Guardiola’s press conference a place for reflection
In a moment that felt sincere and unplanned, the press conference turned into a space for reflection when a journalist asked him:
Why do these issues matter so much to you?
Guardiola smiled, then replied with frustration:
I appreciate this question, because in ten years — or even the last two — this is the first time a journalist has asked me that. It’s as if talking about these issues isn’t allowed in your work. I don’t know.
This was not a throwaway comment. It exposed a deep failure in media practice, especially when compared to coverage of Russia’s war on Ukraine.

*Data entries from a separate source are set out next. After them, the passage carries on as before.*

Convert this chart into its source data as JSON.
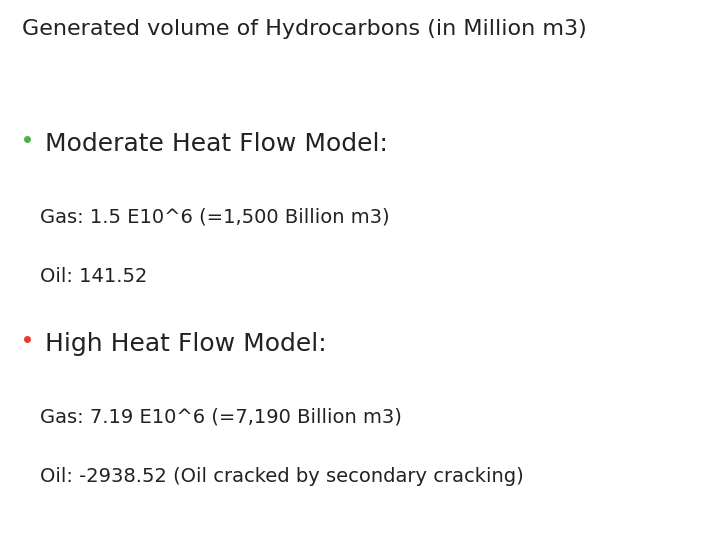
{
  "title": "Generated volume of Hydrocarbons (in Million m3)",
  "title_fontsize": 16,
  "title_color": "#222222",
  "background_color": "#ffffff",
  "bullet1_label": "Moderate Heat Flow Model:",
  "bullet1_dot_color": "#4caf50",
  "bullet1_line1": "Gas: 1.5 E10^6 (=1,500 Billion m3)",
  "bullet1_line2": "Oil: 141.52",
  "bullet2_label": "High Heat Flow Model:",
  "bullet2_dot_color": "#e53935",
  "bullet2_line1": "Gas: 7.19 E10^6 (=7,190 Billion m3)",
  "bullet2_line2": "Oil: -2938.52 (Oil cracked by secondary cracking)",
  "bullet_fontsize": 18,
  "body_fontsize": 14,
  "text_color": "#222222"
}
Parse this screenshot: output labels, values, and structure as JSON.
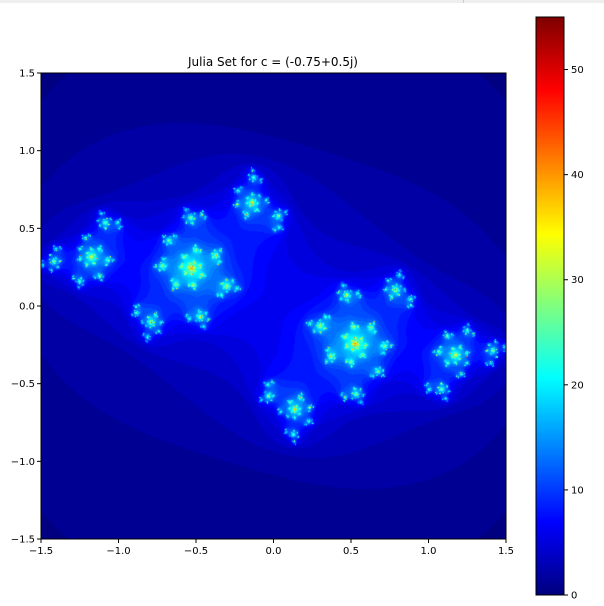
{
  "chart_data": {
    "type": "heatmap",
    "title": "Julia Set for c = (-0.75+0.5j)",
    "c": {
      "re": -0.75,
      "im": 0.5
    },
    "max_iter": 55,
    "colormap": "jet",
    "xlim": [
      -1.5,
      1.5
    ],
    "ylim": [
      -1.5,
      1.5
    ],
    "xticks": [
      -1.5,
      -1.0,
      -0.5,
      0.0,
      0.5,
      1.0,
      1.5
    ],
    "xtick_labels": [
      "−1.5",
      "−1.0",
      "−0.5",
      "0.0",
      "0.5",
      "1.0",
      "1.5"
    ],
    "yticks": [
      1.5,
      1.0,
      0.5,
      0.0,
      -0.5,
      -1.0,
      -1.5
    ],
    "ytick_labels": [
      "1.5",
      "1.0",
      "0.5",
      "0.0",
      "−0.5",
      "−1.0",
      "−1.5"
    ],
    "colorbar": {
      "range": [
        0,
        55
      ],
      "ticks": [
        0,
        10,
        20,
        30,
        40,
        50
      ],
      "tick_labels": [
        "0",
        "10",
        "20",
        "30",
        "40",
        "50"
      ]
    },
    "grid": false
  }
}
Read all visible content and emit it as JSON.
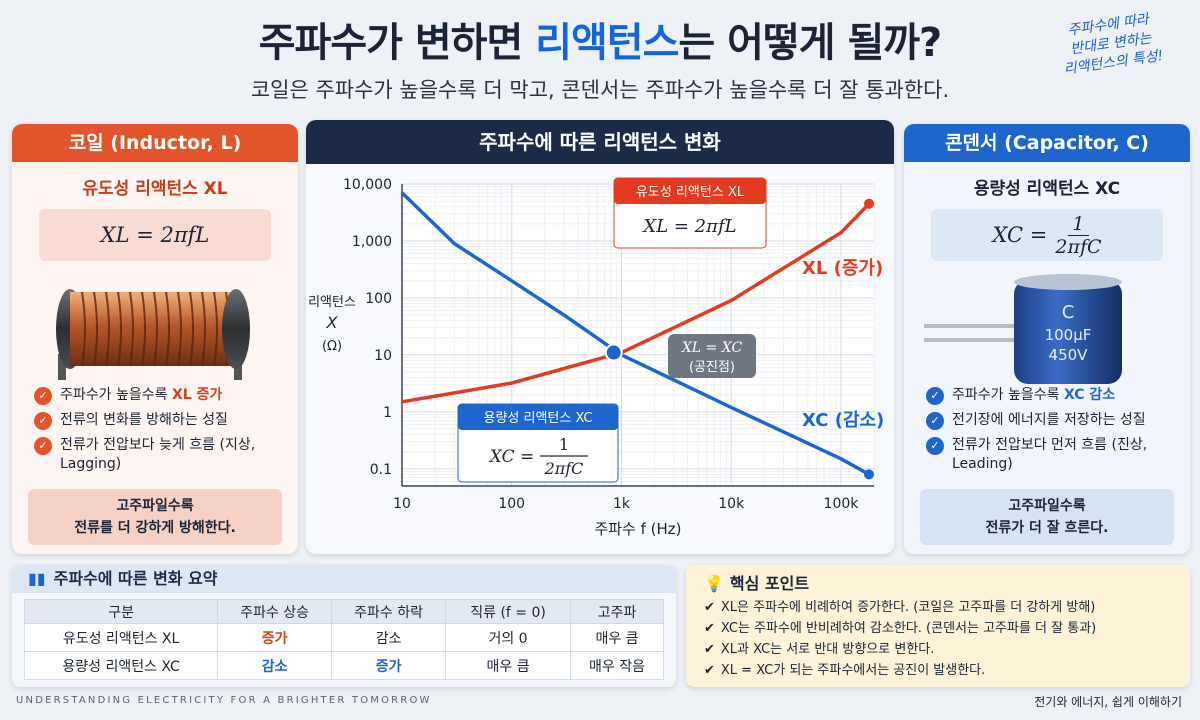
{
  "header": {
    "title_pre": "주파수가 변하면 ",
    "title_hl": "리액턴스",
    "title_post": "는 어떻게 될까?",
    "subtitle": "코일은 주파수가 높을수록 더 막고, 콘덴서는 주파수가 높을수록 더 잘 통과한다.",
    "note_lines": [
      "주파수에 따라",
      "반대로 변하는",
      "리액턴스의 특성!"
    ]
  },
  "inductor": {
    "head": "코일 (Inductor, L)",
    "sub": "유도성 리액턴스 XL",
    "formula": "XL = 2πfL",
    "bullets": [
      {
        "text": "주파수가 높을수록 ",
        "em": "XL 증가"
      },
      {
        "text": "전류의 변화를 방해하는 성질",
        "em": ""
      },
      {
        "text": "전류가 전압보다 늦게 흐름 (지상, Lagging)",
        "em": ""
      }
    ],
    "bottom_line1": "고주파일수록",
    "bottom_line2": "전류를 더 강하게 방해한다."
  },
  "capacitor": {
    "head": "콘덴서 (Capacitor, C)",
    "sub": "용량성 리액턴스 XC",
    "formula_lhs": "XC =",
    "formula_num": "1",
    "formula_den": "2πfC",
    "body_label": "C",
    "body_value": "100μF",
    "body_voltage": "450V",
    "bullets": [
      {
        "text": "주파수가 높을수록 ",
        "em": "XC 감소"
      },
      {
        "text": "전기장에 에너지를 저장하는 성질",
        "em": ""
      },
      {
        "text": "전류가 전압보다 먼저 흐름 (진상, Leading)",
        "em": ""
      }
    ],
    "bottom_line1": "고주파일수록",
    "bottom_line2": "전류가 더 잘 흐른다."
  },
  "chart_data": {
    "type": "line",
    "title": "주파수에 따른 리액턴스 변화",
    "xlabel": "주파수 f (Hz)",
    "ylabel": [
      "리액턴스",
      "X",
      "(Ω)"
    ],
    "x_scale": "log",
    "y_scale": "log",
    "xlim": [
      10,
      200000
    ],
    "ylim": [
      0.05,
      10000
    ],
    "x_ticks": [
      10,
      100,
      1000,
      10000,
      100000
    ],
    "x_tick_labels": [
      "10",
      "100",
      "1k",
      "10k",
      "100k"
    ],
    "y_ticks": [
      0.1,
      1,
      10,
      100,
      1000,
      10000
    ],
    "y_tick_labels": [
      "0.1",
      "1",
      "10",
      "100",
      "1,000",
      "10,000"
    ],
    "grid": true,
    "series": [
      {
        "name": "유도성 리액턴스 XL",
        "color": "#e33b22",
        "x": [
          10,
          100,
          1000,
          10000,
          100000,
          180000
        ],
        "y": [
          1.5,
          3.2,
          11,
          90,
          1400,
          4500
        ]
      },
      {
        "name": "용량성 리액턴스 XC",
        "color": "#1e66cc",
        "x": [
          10,
          30,
          100,
          300,
          1000,
          10000,
          100000,
          180000
        ],
        "y": [
          7000,
          900,
          200,
          50,
          10,
          1.2,
          0.15,
          0.08
        ]
      }
    ],
    "annotations": {
      "xl_box_title": "유도성 리액턴스 XL",
      "xl_box_formula": "XL = 2πfL",
      "xc_box_title": "용량성 리액턴스 XC",
      "xc_box_formula_lhs": "XC =",
      "xc_box_num": "1",
      "xc_box_den": "2πfC",
      "xl_trend": "XL (증가)",
      "xc_trend": "XC (감소)",
      "resonance_eq": "XL = XC",
      "resonance_label": "(공진점)",
      "resonance_x": 850,
      "resonance_y": 11
    }
  },
  "summary": {
    "head": "주파수에 따른 변화 요약",
    "columns": [
      "구분",
      "주파수 상승",
      "주파수 하락",
      "직류 (f = 0)",
      "고주파"
    ],
    "rows": [
      {
        "cells": [
          "유도성 리액턴스 XL",
          "증가",
          "감소",
          "거의 0",
          "매우 큼"
        ]
      },
      {
        "cells": [
          "용량성 리액턴스 XC",
          "감소",
          "증가",
          "매우 큼",
          "매우 작음"
        ]
      }
    ]
  },
  "key_points": {
    "head": "핵심 포인트",
    "items": [
      "XL은 주파수에 비례하여 증가한다. (코일은 고주파를 더 강하게 방해)",
      "XC는 주파수에 반비례하여 감소한다. (콘덴서는 고주파를 더 잘 통과)",
      "XL과 XC는 서로 반대 방향으로 변한다.",
      "XL = XC가 되는 주파수에서는 공진이 발생한다."
    ]
  },
  "footer": {
    "left": "UNDERSTANDING ELECTRICITY FOR A BRIGHTER TOMORROW",
    "right": "전기와 에너지, 쉽게 이해하기"
  }
}
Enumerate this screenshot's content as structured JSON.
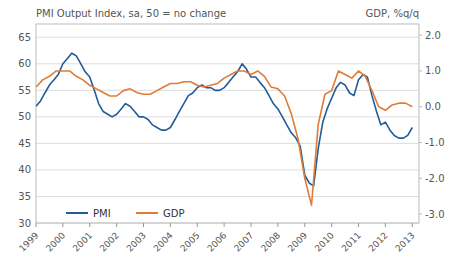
{
  "chart_data": {
    "type": "line",
    "ylabel": "PMI Output Index, sa, 50 = no change",
    "y2label": "GDP, %q/q",
    "xlim": [
      1999.0,
      2013.25
    ],
    "xticks": [
      1999,
      2000,
      2001,
      2002,
      2003,
      2004,
      2005,
      2006,
      2007,
      2008,
      2009,
      2010,
      2011,
      2012,
      2013
    ],
    "ylim": [
      30,
      67.5
    ],
    "yticks": [
      30,
      35,
      40,
      45,
      50,
      55,
      60,
      65
    ],
    "y2lim": [
      -3.25,
      2.3125
    ],
    "y2ticks": [
      {
        "value": -3.0,
        "label": "-3.0"
      },
      {
        "value": -2.0,
        "label": "-2.0"
      },
      {
        "value": -1.0,
        "label": "-1.0"
      },
      {
        "value": 0.0,
        "label": "0.0"
      },
      {
        "value": 1.0,
        "label": "1.0"
      },
      {
        "value": 2.0,
        "label": "2.0"
      }
    ],
    "grid": true,
    "legend": "lower left",
    "series": [
      {
        "name": "PMI",
        "color": "#1f5c99",
        "x": [
          1999.0,
          1999.17,
          1999.33,
          1999.5,
          1999.67,
          1999.83,
          2000.0,
          2000.17,
          2000.33,
          2000.5,
          2000.67,
          2000.83,
          2001.0,
          2001.17,
          2001.33,
          2001.5,
          2001.67,
          2001.83,
          2002.0,
          2002.17,
          2002.33,
          2002.5,
          2002.67,
          2002.83,
          2003.0,
          2003.17,
          2003.33,
          2003.5,
          2003.67,
          2003.83,
          2004.0,
          2004.17,
          2004.33,
          2004.5,
          2004.67,
          2004.83,
          2005.0,
          2005.17,
          2005.33,
          2005.5,
          2005.67,
          2005.83,
          2006.0,
          2006.17,
          2006.33,
          2006.5,
          2006.67,
          2006.83,
          2007.0,
          2007.17,
          2007.33,
          2007.5,
          2007.67,
          2007.83,
          2008.0,
          2008.17,
          2008.33,
          2008.5,
          2008.67,
          2008.83,
          2009.0,
          2009.17,
          2009.33,
          2009.5,
          2009.67,
          2009.83,
          2010.0,
          2010.17,
          2010.33,
          2010.5,
          2010.67,
          2010.83,
          2011.0,
          2011.17,
          2011.33,
          2011.5,
          2011.67,
          2011.83,
          2012.0,
          2012.17,
          2012.33,
          2012.5,
          2012.67,
          2012.83,
          2013.0
        ],
        "values": [
          52.0,
          53.0,
          54.5,
          56.0,
          57.0,
          58.0,
          60.0,
          61.0,
          62.0,
          61.5,
          60.0,
          58.5,
          57.5,
          55.0,
          52.5,
          51.0,
          50.5,
          50.0,
          50.5,
          51.5,
          52.5,
          52.0,
          51.0,
          50.0,
          50.0,
          49.5,
          48.5,
          48.0,
          47.5,
          47.5,
          48.0,
          49.5,
          51.0,
          52.5,
          54.0,
          54.5,
          55.5,
          56.0,
          55.5,
          55.5,
          55.0,
          55.0,
          55.5,
          56.5,
          57.5,
          58.5,
          60.0,
          59.0,
          57.5,
          57.5,
          56.5,
          55.5,
          54.0,
          52.5,
          51.5,
          50.0,
          48.5,
          47.0,
          46.0,
          44.5,
          39.0,
          37.5,
          37.0,
          44.0,
          49.0,
          51.5,
          53.5,
          55.5,
          56.5,
          56.0,
          54.5,
          54.0,
          57.0,
          58.0,
          57.5,
          54.0,
          51.0,
          48.5,
          49.0,
          47.5,
          46.5,
          46.0,
          46.0,
          46.5,
          48.0
        ]
      },
      {
        "name": "GDP",
        "color": "#e07b39",
        "axis": "y2",
        "x": [
          1999.0,
          1999.25,
          1999.5,
          1999.75,
          2000.0,
          2000.25,
          2000.5,
          2000.75,
          2001.0,
          2001.25,
          2001.5,
          2001.75,
          2002.0,
          2002.25,
          2002.5,
          2002.75,
          2003.0,
          2003.25,
          2003.5,
          2003.75,
          2004.0,
          2004.25,
          2004.5,
          2004.75,
          2005.0,
          2005.25,
          2005.5,
          2005.75,
          2006.0,
          2006.25,
          2006.5,
          2006.75,
          2007.0,
          2007.25,
          2007.5,
          2007.75,
          2008.0,
          2008.25,
          2008.5,
          2008.75,
          2009.0,
          2009.25,
          2009.5,
          2009.75,
          2010.0,
          2010.25,
          2010.5,
          2010.75,
          2011.0,
          2011.25,
          2011.5,
          2011.75,
          2012.0,
          2012.25,
          2012.5,
          2012.75,
          2013.0
        ],
        "values": [
          0.55,
          0.75,
          0.85,
          1.0,
          1.0,
          1.0,
          0.85,
          0.75,
          0.6,
          0.5,
          0.4,
          0.3,
          0.3,
          0.45,
          0.5,
          0.4,
          0.35,
          0.35,
          0.45,
          0.55,
          0.65,
          0.65,
          0.7,
          0.7,
          0.6,
          0.55,
          0.6,
          0.65,
          0.8,
          0.9,
          1.0,
          1.0,
          0.9,
          1.0,
          0.85,
          0.55,
          0.5,
          0.3,
          -0.2,
          -0.9,
          -2.0,
          -2.75,
          -0.5,
          0.35,
          0.45,
          1.0,
          0.9,
          0.8,
          1.0,
          0.85,
          0.45,
          0.0,
          -0.1,
          0.05,
          0.1,
          0.1,
          0.0
        ]
      }
    ]
  }
}
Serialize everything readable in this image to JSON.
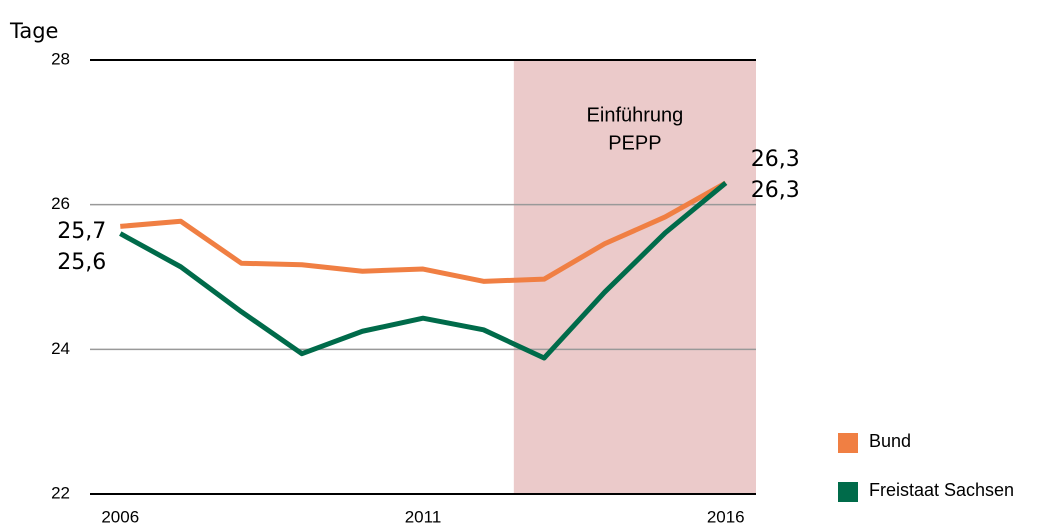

Then, sports press conferences became political platforms overnight. Players and coaches were routinely asked for political positions. No one complained about “politicising sport”. Neutrality vanished — but only in one direction.
Now, Guardiola speaks against that selective silence. He is not defending himself, but protesting the lack of scrutiny around Israel’s war of extermination in Palestine, which has killed more than 70,000 civilians and destroyed the foundations of life. That silence extends beyond Gaza. It reaches Sudan, where war has displaced millions, and a global climate fuelled by racism and hate against migrants.
Guardiola’s criticism was not aimed at one journalist. It was directed at an entire media system hiding behind the idea of “separating sport from politics”.
That principle has been used to ignore crimes and violations — particularly those committed by Israel — while athletes who express solidarity with Palestine face smears, silencing, and symbolic punishment. This has happened to figures such as Anwar Ghazi, Noussair Mazraoui, and Ons Jabeur.
Sports journalism is not light entertainment or a harmless supplement. It is journalism. It carries responsibility, accountability, and a duty to side with humanity against systems of oppression. Yet many outlets choose safety. They rebrand silence as “sportsmanship” and neutrality as morality. The irony is that these institutions fully understand the power of sport. FIFA president Gianni Infantino once called football “global magic”.
That magic becomes dangerous when it escapes the approved script.
Once again, Guardiola left the pitch — not to explain a game plan or an injury — but to offer a lesson:
Never before in human history has information been so visible. What’s happening in Palestine, Ukraine, Russia, Sudan. When I see these images, I feel pain. That’s why I will do everything I can to help build a better society.
This was not a political speech. It was a reminder of journalism’s most basic duty: to see, to ask, and to refuse silence.
This time, the journalists found themselves back in training — while the football manager reminded them of their job.